How conservative is the Roberts Court?
This Court is extremely conservative, and that was true before Barrett replaced Ginsburg. You can approach this question from a couple of different perspectives.
First, political scientists have created methods for ranking the politics of Supreme Court justices and, according to those criteria, the Roberts Court is the most conservative since World War II.
Second, we can directly examine the Court’s decisions. In many different contexts — including equal protection, religious freedom, congressional power, and other areas — the Court has handed down conservative decisions. Even in those rare cases where the Court seemingly reached a more moderate outcome, [it] has articulated extremely conservative doctrine. For example, before Ginsburg’s death, Roberts would occasionally drift over and vote with the progressives (as in the first Affordable Care Act case). Despite reaching a progressive conclusion — or at least a conclusion not as conservative as some observers had feared — Roberts would write an opinion molding the doctrine in a conservative direction so that, going forward, the case would have conservative ramifications.
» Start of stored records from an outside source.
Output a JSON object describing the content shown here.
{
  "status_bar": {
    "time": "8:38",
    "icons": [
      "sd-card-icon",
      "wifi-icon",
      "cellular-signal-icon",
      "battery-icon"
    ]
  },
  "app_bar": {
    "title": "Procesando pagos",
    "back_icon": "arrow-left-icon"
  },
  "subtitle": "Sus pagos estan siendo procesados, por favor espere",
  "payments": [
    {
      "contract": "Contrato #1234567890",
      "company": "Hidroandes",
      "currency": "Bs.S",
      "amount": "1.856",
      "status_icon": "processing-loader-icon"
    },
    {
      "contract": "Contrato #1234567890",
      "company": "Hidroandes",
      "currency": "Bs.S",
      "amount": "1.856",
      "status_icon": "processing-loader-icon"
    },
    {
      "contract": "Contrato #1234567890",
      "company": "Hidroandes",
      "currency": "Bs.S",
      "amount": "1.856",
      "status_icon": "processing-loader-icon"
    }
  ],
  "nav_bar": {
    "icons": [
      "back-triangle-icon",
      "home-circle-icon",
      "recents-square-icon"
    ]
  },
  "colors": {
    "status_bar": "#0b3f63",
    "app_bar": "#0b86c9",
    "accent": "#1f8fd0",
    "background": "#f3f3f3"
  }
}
Your book addresses the question of whether progressives should act to pack the Court. What parts of your book might be interesting or valuable to conservative readers?
The historical and analytical portions of the book are not necessarily related to progressive court packing. Rather, I discuss the makeup of the Court — how it is constructed, why it currently has nine justices, and so on. That information is significant whether you are on the left or the right.
How the Court reaches its decisions is also of interest to conservatives as well as progressives. Do the justices decide cases based purely on law? Or do the justices decide solely in accord with their political preferences, as some political scientists argue? I think both of those extreme positions are wrong. I argue that both law and politics influence the justices. I think that could be of interest on both sides of the political divide.
Even the final section of the book, where I argue that the Roberts Court is conservative, should be of interest to those on both the left and the right. How conservative is the Court? Who are the Roberts Court justices? What kinds of decisions are they handing down? I think it matters whether you are conservative or progressive.
This isn’t your first book. What other topics have you written about, and where can we find your work?
I’ve published dozens of articles and essays on constitutional law and jurisprudence. For those who might be interested in my other writings, however, it would probably be easiest to access my prior books. I’ve written two books focused on the First Amendment: Free Expression and Democracy in America: A History (University of Chicago Press, 2008) and Please Don’t Wish Me a Merry Christmas: A Critical History of the Separation of Church and State (NYU Press, 1998). I’ve also written two books emphasizing the influence of politics on the Court: The New Roberts Court, Donald Trump, and Our Failing Constitution (Palgrave Macmillan, 2017) and Neoconservative Politics and the Supreme Court: Law, Power, and Democracy (NYU Press, 2013). Finally, I’ve written one book focused on the evolution of American jurisprudence: American Legal Thought From Premodernism to Postmodernism: An Intellectual Voyage (Oxford University Press, 2000).